Susan Mucha

Strategic vs. tactical: which makes more sense?

EMS program management models can vary by provider or even by facility or program team. No one model is ideal for all account types. However, typically program managers can be divided into two groups: tactical and strategic. Tactical PMs focus more on day-to-day activities, while strategic PMs tend to take more of a leadership role relative to their accounts. While many organizations consciously make the decision as to whether their PMs should be tactical or strategic, in some cases it just evolves one way or the other. The downside to lack of defined program management focus is the lines of authority and responsibility can become blurred. This month we look at both models and discuss the drivers that make one or the other appropriate.

The tactical program management model. My favorite definition of the need for the tactical PM was related to business size. If the program consumes a dedicated line, a strategic PM may often be the best option, but if the program shares a line, tactical PMs may result in less conflict.

Tactical PMs tend to be focused on ensuring the program is meeting its schedule. They tend to take more an administrative than leadership role in their approach to program management. Typically they aren’t responsible for managing the program’s P&L. That may be handled by a director of program managers or higher-level executive. There are several reasons to utilize a tactical program management model:

  • The labor market is immature and has a shortage of experienced PMs to take a strategic role.
  • Strategic PM candidates are in high demand in the labor market and the position is difficult or costly to fill.
  • The company is a regional EMS provider and makes strategic account decisions at the CEO or VP level.
  • A new facility has been established, and the headquarters operation prefers to have the new team operate tactically.
  • Initially, new PMs are focused tactically and may be trained to be strategic as they gain experience.
  • The customer has projects in multiple facilities, and tactical PMs at each site report to a strategic PM handling the multi-divisional account.
  • The facility operates in a high-mix, low-volume environment and prefers the tactical model to avoid resource conflict.

The strategic program management model. In many ways, a strategic PM is like a business unit manager. He or she is focused not only on ensuring
the program meets its metrics, but also serves in the role of customer advocate and lead negotiator.
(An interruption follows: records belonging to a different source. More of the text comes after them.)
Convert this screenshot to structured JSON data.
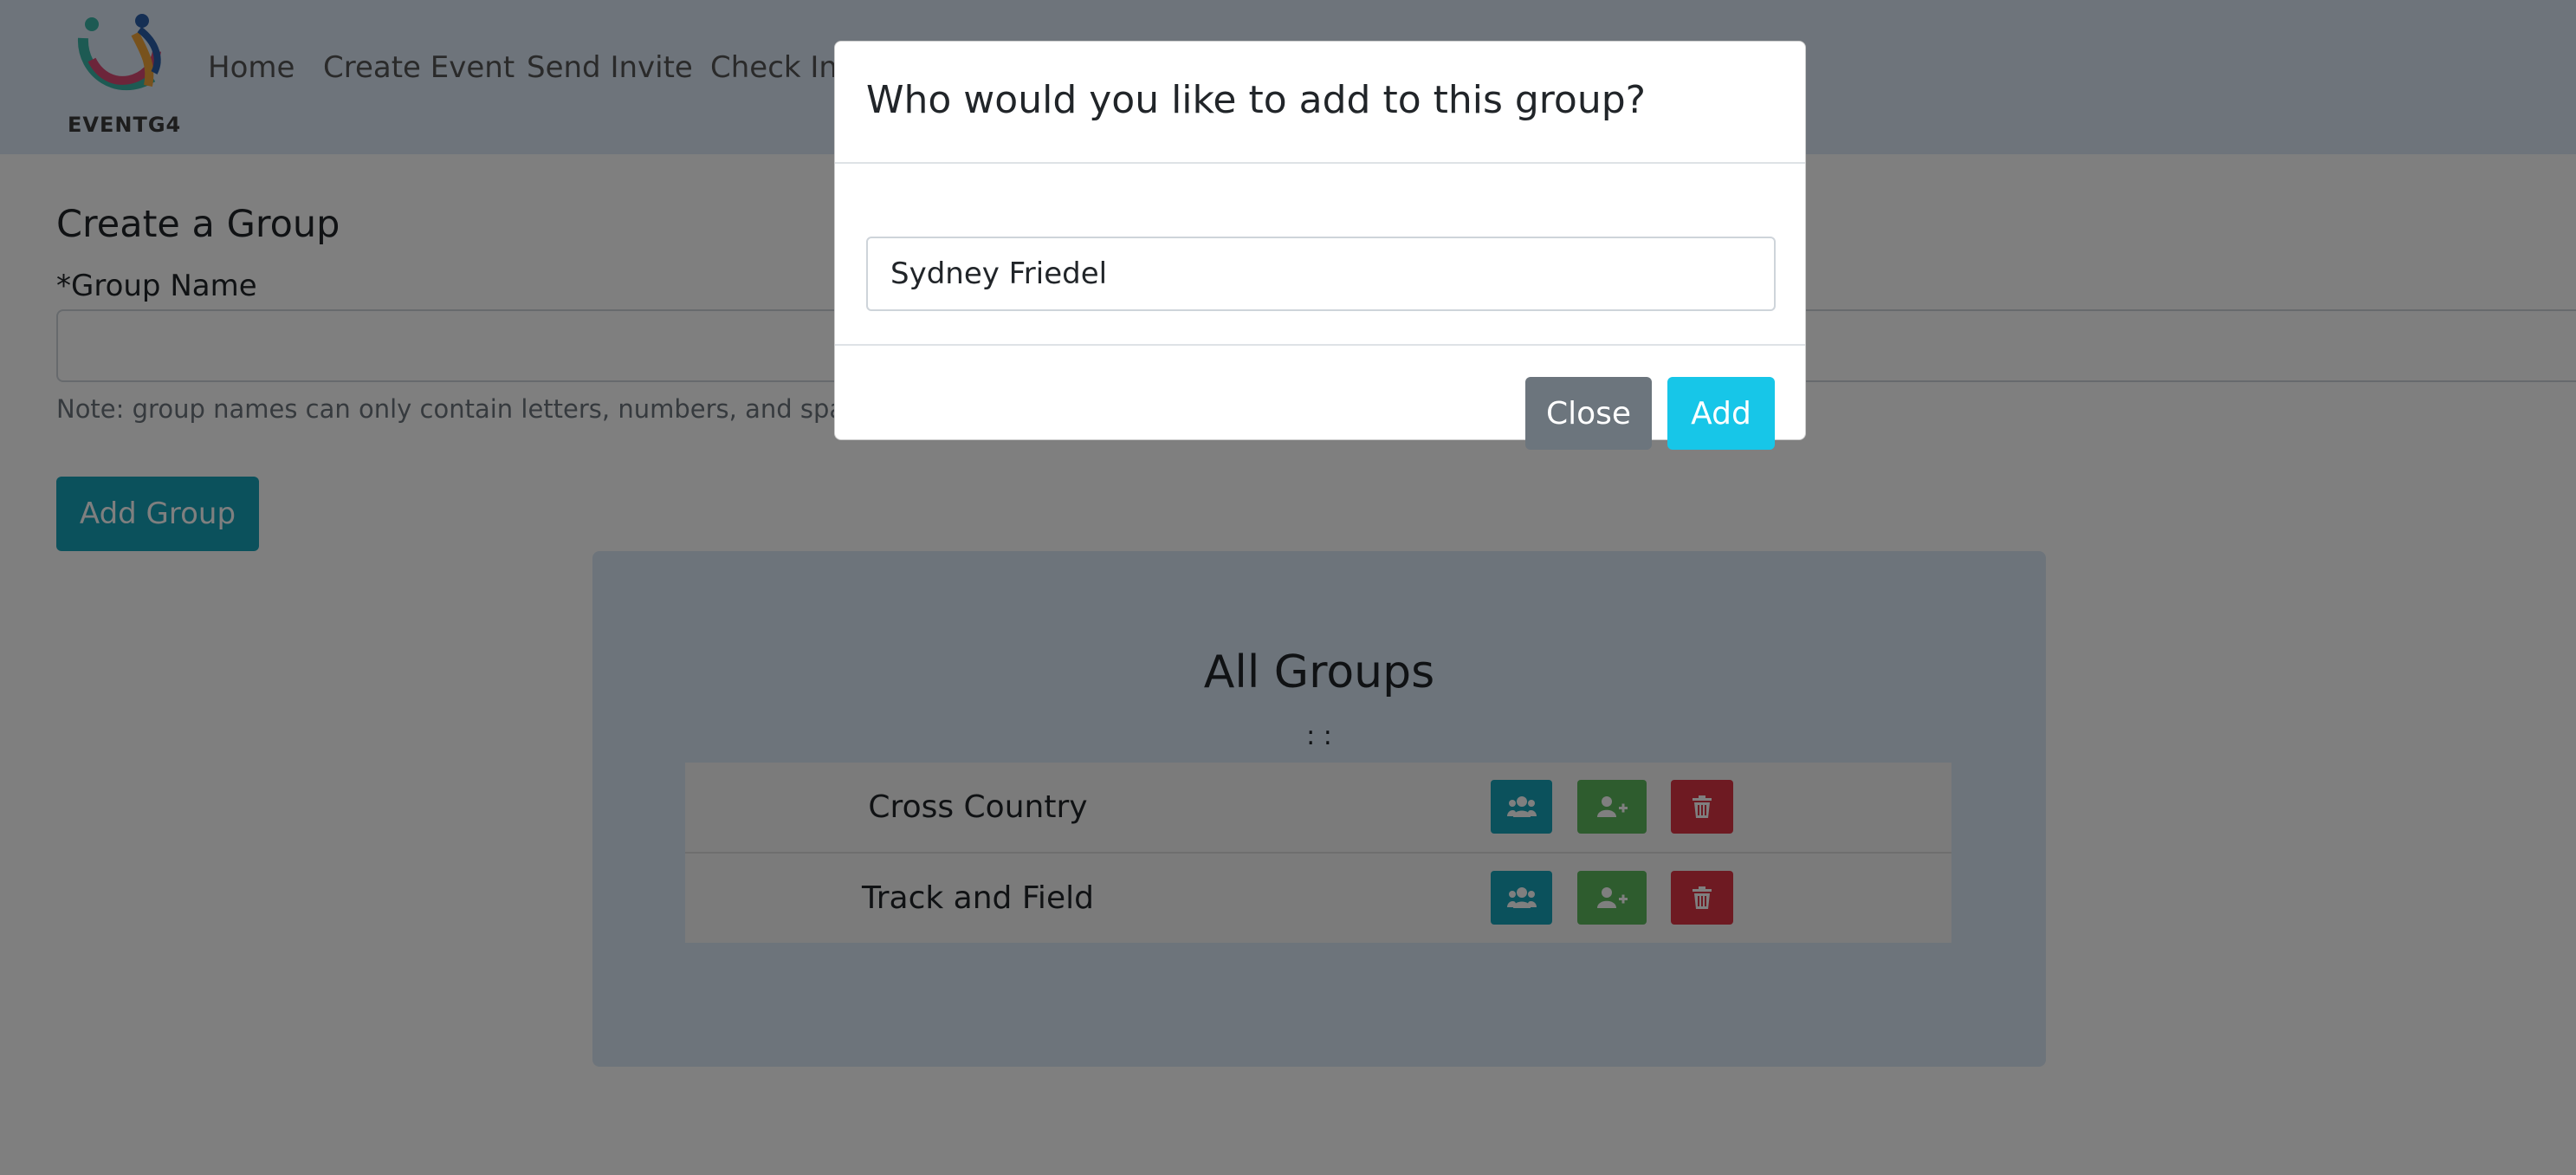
{
  "brand": {
    "name": "EVENTG4",
    "logo_icon": "people-swirl-logo"
  },
  "nav": {
    "links": [
      "Home",
      "Create Event",
      "Send Invite",
      "Check In/"
    ]
  },
  "form": {
    "heading": "Create a Group",
    "group_name_label": "*Group Name",
    "group_name_value": "",
    "note": "Note: group names can only contain letters, numbers, and spaces",
    "submit_label": "Add Group"
  },
  "groups": {
    "title": "All Groups",
    "subtitle": ": :",
    "rows": [
      {
        "name": "Cross Country",
        "actions": [
          "users-icon",
          "user-plus-icon",
          "trash-icon"
        ]
      },
      {
        "name": "Track and Field",
        "actions": [
          "users-icon",
          "user-plus-icon",
          "trash-icon"
        ]
      }
    ]
  },
  "modal": {
    "title": "Who would you like to add to this group?",
    "input_value": "Sydney Friedel",
    "close_label": "Close",
    "add_label": "Add"
  },
  "colors": {
    "navbar_bg": "#dde9f7",
    "info": "#17a2b8",
    "success": "#5cb85c",
    "danger": "#dc3545",
    "secondary": "#6c757d",
    "add_accent": "#17c6e8"
  }
}
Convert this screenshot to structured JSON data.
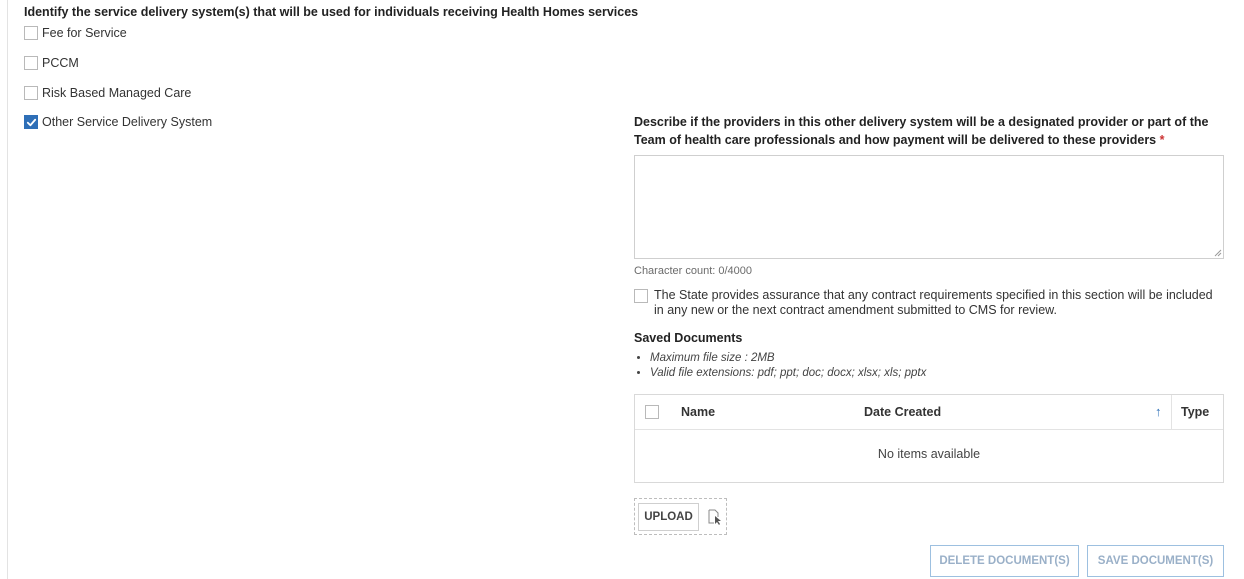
{
  "question": "Identify the service delivery system(s) that will be used for individuals receiving Health Homes services",
  "options": [
    {
      "label": "Fee for Service",
      "checked": false
    },
    {
      "label": "PCCM",
      "checked": false
    },
    {
      "label": "Risk Based Managed Care",
      "checked": false
    },
    {
      "label": "Other Service Delivery System",
      "checked": true
    }
  ],
  "other_section": {
    "description_label": "Describe if the providers in this other delivery system will be a designated provider or part of the Team of health care professionals and how payment will be delivered to these providers",
    "required_marker": "*",
    "description_value": "",
    "character_count": "Character count: 0/4000",
    "assurance_text": "The State provides assurance that any contract requirements specified in this section will be included in any new or the next contract amendment submitted to CMS for review.",
    "assurance_checked": false
  },
  "documents": {
    "title": "Saved Documents",
    "notes": [
      "Maximum file size : 2MB",
      "Valid file extensions: pdf; ppt; doc; docx; xlsx; xls; pptx"
    ],
    "columns": {
      "name": "Name",
      "date_created": "Date Created",
      "type": "Type"
    },
    "sort_icon": "arrow-up-icon",
    "empty_text": "No items available",
    "upload_label": "UPLOAD",
    "delete_label": "DELETE DOCUMENT(S)",
    "save_label": "SAVE DOCUMENT(S)"
  },
  "colors": {
    "accent": "#2e6fb7",
    "required": "#cc3333",
    "disabled_text": "#9ab0c8"
  }
}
Strategic PMs may handle quoting, contract negotiation, sales into other divisions of their customers, long-range business planning, account profitability target setting and measurement, and recommendations on internal investments necessary to grow the account over time. They also tend to be more proactive in terms of risk identification and issue resolution. There are at least two types of drivers for the strategic program management model. Strategic PMs are normally the best choice for large accounts, particularly if there is opportunity to grow the account over time. They are also a good choice for managing programs that involve multiple facilities within their company. It is not unusual to put a strategic PM in the time zone most appropriate to the customer’s account management team, with dotted line reporting to program teams in each facility. Taking this approach ensures large customers have a single point of contact coordinating their entire portfolio of business. This helps ensure a uniform approach to business management and a vision for that customer that considers their total spend.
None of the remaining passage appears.